Die tägliche Angst vor Vergeltung

Herr Bauer, im Alter von zwölf Jahren kamen Sie erstmals mit der rechtsextremen Szene in Kontakt, riefen acht Jahre später den neonazistischen Schlägertrupp "Bund arischer Kämpfer" ins Leben und übten verschiedene hohe Funktionen in der Kameradschaft Dommitzsch aus

 Manuel Bauer (34) kam im Alter von zwölf Jahren erstmals mit der rechtsextremen Szene in Kontakt. Foto: R. Fischer

Manuel Bauer (34) kam im Alter von zwölf Jahren erstmals mit der rechtsextremen Szene in Kontakt. Foto: R. Fischer

Herr Bauer, im Alter von zwölf Jahren kamen Sie erstmals mit der rechtsextremen Szene in Kontakt, riefen acht Jahre später den neonazistischen Schlägertrupp "Bund arischer Kämpfer" ins Leben und übten verschiedene hohe Funktionen in der Kameradschaft Dommitzsch aus. Wie sind Sie da hineingeraten?Bauer: Der Einstieg in die Szene geschah damals mit und durch meine damaligen Freunde. Zudem bekam ich einen Zugang zur rechten Szene über rechtsextreme Musik, Flyer, Publikationen und Parteiarbeit. Letztlich fühlte ich mich durch die desolate Lage in Politik und Gesellschaft bei uns in den neuen Bundesländern angetrieben.

Es dauerte zwölf Jahre, bis Sie sich an "Exit Deutschland", eine Organisation für Neonazi-Aussteiger, wandten. Was hat Sie schließlich dazu veranlasst, aus der Szene auszusteigen?

Bauer: Nach etlichen Gesprächen mit Mitarbeitern von "Exit Deutschland" erkannte ich, dass es in der rechten Szene viele Widersprüche gibt. Als ich mich immer mehr distanzierte, bin ich von meinem damals besten Kameraden bedroht worden. Er sagte mir, ich solle aufpassen, sonst könnte ich Ärger kriegen. Ich habe mich dann immer mehr aus Treffen und Aktionen herausgezogen, zumal ich ja schon in enger Verbindung mit "Exit" war.

Wegen welcher Straftaten wurden Sie aufgrund Ihrer rechten Gesinnung verurteilt?

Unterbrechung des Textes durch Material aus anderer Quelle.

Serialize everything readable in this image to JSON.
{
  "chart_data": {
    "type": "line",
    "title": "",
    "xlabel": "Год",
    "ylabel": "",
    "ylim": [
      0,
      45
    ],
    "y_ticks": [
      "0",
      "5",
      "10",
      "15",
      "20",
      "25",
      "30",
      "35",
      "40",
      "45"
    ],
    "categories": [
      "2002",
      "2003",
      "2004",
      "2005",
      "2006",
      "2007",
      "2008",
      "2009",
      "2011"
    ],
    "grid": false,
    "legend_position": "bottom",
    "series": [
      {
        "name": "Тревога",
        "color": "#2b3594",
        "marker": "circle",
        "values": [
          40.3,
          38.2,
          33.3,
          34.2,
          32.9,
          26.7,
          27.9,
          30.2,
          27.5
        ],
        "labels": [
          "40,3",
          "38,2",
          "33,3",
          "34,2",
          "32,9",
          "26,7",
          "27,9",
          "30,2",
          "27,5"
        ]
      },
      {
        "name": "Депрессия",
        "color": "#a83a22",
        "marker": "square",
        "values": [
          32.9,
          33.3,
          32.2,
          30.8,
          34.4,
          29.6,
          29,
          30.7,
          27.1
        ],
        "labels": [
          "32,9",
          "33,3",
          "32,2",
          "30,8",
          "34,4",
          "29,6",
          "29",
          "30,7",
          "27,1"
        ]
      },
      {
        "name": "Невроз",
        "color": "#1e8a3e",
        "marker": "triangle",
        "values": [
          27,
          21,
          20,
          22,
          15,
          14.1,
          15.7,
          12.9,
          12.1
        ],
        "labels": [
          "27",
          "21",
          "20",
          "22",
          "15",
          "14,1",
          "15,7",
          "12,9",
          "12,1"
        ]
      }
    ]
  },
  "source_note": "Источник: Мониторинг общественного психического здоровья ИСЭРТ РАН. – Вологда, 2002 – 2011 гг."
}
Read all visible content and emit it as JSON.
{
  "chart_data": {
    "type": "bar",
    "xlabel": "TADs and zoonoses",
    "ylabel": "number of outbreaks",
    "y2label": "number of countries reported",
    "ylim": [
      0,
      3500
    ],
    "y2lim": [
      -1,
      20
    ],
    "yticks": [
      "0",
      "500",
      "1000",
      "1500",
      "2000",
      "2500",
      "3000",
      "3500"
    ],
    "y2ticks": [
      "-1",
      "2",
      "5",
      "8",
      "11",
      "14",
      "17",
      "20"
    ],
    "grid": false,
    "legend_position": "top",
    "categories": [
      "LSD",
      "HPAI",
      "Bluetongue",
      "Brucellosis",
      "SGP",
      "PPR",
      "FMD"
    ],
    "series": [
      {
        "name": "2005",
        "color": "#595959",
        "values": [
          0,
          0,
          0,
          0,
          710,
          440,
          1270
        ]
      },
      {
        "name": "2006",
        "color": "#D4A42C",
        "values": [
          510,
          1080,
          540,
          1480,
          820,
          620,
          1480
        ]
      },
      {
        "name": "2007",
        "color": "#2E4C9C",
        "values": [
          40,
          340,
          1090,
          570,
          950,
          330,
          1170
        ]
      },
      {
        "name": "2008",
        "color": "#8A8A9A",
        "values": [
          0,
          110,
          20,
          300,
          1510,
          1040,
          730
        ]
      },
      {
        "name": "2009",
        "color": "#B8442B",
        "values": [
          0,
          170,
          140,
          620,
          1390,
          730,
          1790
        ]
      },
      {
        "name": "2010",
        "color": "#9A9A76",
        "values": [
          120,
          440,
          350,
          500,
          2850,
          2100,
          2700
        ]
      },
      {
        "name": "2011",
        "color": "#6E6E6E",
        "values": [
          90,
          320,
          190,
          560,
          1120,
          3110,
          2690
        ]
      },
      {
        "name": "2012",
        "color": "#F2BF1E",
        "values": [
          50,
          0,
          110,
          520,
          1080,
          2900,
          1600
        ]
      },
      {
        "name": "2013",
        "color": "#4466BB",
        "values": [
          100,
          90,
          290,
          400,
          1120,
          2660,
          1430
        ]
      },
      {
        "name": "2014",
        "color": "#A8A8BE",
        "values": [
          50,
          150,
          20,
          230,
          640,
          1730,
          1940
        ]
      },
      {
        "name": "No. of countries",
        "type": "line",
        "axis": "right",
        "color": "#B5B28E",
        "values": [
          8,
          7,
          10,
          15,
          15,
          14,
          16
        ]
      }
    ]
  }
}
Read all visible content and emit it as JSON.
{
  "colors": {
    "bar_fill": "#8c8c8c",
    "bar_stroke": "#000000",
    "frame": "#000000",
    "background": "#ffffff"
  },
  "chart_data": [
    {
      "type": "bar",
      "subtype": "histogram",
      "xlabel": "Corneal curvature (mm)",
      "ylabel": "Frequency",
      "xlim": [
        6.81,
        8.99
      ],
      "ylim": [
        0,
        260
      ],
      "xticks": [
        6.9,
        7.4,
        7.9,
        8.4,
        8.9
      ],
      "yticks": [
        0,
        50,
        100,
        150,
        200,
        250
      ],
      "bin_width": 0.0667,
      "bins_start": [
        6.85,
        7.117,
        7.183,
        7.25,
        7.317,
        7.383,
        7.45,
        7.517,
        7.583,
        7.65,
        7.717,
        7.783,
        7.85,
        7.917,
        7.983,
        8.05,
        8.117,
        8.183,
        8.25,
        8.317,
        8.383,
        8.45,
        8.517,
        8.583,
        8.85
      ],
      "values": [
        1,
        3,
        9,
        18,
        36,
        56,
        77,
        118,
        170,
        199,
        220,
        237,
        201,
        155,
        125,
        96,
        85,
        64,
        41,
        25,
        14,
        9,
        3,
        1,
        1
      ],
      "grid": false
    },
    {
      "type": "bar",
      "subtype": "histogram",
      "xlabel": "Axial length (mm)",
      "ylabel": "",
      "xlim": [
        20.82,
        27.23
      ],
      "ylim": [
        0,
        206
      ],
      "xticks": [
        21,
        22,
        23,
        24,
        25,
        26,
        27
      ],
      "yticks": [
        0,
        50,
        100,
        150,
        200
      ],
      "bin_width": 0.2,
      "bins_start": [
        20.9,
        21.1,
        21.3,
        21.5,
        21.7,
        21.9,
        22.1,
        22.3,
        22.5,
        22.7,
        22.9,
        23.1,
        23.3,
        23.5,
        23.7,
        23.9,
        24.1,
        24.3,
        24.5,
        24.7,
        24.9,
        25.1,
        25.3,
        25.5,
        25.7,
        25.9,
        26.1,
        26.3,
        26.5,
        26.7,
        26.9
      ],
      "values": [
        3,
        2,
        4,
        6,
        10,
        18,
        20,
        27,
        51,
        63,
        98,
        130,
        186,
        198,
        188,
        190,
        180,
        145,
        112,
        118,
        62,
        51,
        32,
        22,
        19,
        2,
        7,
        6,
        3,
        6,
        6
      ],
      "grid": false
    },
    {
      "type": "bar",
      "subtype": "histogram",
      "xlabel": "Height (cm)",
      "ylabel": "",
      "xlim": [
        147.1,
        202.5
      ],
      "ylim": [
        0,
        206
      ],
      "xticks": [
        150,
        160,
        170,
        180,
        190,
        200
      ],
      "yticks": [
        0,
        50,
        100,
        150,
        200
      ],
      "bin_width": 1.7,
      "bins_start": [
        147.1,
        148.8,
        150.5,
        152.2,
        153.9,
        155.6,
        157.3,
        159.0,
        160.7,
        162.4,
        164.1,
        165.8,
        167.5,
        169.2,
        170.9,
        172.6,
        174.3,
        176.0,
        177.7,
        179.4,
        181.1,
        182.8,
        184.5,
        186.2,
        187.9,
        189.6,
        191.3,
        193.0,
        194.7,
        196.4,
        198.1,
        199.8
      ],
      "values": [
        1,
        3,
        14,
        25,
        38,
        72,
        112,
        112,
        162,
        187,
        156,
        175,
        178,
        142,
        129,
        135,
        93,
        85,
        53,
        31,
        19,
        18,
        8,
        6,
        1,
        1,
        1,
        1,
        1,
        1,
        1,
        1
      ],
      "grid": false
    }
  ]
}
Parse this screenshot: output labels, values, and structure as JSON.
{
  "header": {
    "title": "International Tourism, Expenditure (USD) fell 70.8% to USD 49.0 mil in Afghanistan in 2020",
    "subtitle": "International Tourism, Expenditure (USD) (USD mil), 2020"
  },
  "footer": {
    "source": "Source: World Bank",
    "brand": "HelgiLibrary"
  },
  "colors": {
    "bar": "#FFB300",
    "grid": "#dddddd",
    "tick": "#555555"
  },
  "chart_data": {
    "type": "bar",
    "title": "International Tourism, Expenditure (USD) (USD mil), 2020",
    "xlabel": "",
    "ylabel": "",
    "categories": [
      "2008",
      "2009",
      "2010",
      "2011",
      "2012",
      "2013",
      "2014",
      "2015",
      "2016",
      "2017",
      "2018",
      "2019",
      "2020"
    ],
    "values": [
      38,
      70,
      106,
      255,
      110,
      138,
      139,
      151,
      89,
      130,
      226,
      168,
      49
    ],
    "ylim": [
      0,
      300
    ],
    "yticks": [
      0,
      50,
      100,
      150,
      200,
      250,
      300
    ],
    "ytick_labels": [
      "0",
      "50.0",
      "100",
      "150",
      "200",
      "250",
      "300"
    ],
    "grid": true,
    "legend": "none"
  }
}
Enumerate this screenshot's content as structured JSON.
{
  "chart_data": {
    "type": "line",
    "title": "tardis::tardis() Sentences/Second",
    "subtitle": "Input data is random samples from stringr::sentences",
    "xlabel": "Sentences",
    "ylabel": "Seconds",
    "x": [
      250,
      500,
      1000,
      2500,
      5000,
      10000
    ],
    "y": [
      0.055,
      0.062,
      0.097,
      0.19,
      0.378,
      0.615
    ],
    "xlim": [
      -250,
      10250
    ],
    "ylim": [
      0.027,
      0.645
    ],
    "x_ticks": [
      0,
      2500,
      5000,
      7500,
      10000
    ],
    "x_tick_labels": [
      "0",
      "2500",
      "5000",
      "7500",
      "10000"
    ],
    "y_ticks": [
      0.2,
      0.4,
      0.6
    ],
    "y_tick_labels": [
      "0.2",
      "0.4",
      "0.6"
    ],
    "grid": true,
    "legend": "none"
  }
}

Bauer: Unter anderem bin ich inhaftiert worden, weil ich in einer Döner-Imbissbude ein Feuer gelegt und einen homosexuellen Geschäftsführer erpresst habe. Vor Gericht bin ich etwa wegen Diebstahls, Fahren ohne Führerschein und Vandalismus zu Geldstrafen, Sozialstunden und Bewährungsstrafen verurteilt worden. Viele Straftaten, die ich beging, wurden allerdings gar nicht zur Anzeige gebracht, weil ich und meine Kameraden öfters vermummt waren.

Hat sich für Sie der Ausstieg auch finanziell gelohnt?

Bauer: Meine finanzielle Situation hat sich schon verbessert. Wegen des Ausstiegs habe ich allerdings kein Honorar erhalten - weder von "Exit" noch vom Verfassungsschutz. Für öffentliche Auftritte erhalte ich Honorare.

Mittlerweile leben Sie an einem geheimen Ort. Haben Sie Angst davor, dass sich eines Tages Ihre Ex-Kameraden wegen des Ausstiegs an Ihnen rächen könnten?

Bauer: Obwohl ich Polizeischutz genieße, wenn ich zu Veranstaltungen unterwegs bin, und auch regelmäßig ein Streifenwagen an meiner Wohnung vorbeifährt, habe ich davor große Angst. Ich gebe zu, dass ich deswegen in meiner Wohnung in fast jedem Raum eine Waffe versteckt habe. Zwar sind es keine Schusswaffen, aber zumindest Schlag-Gegenstände, mit denen ich mich zur Not verteidigen kann. Im Internet kursieren Denunzierungen, ich sei ein Lügner und nie ein echtes Mitglied der Szene gewesen. Es gibt aber auch Kameraden, die dazu aufrufen, nach mir Ausschau zu halten und mich für meinen Verrat an der rechten Szene zu bestrafen.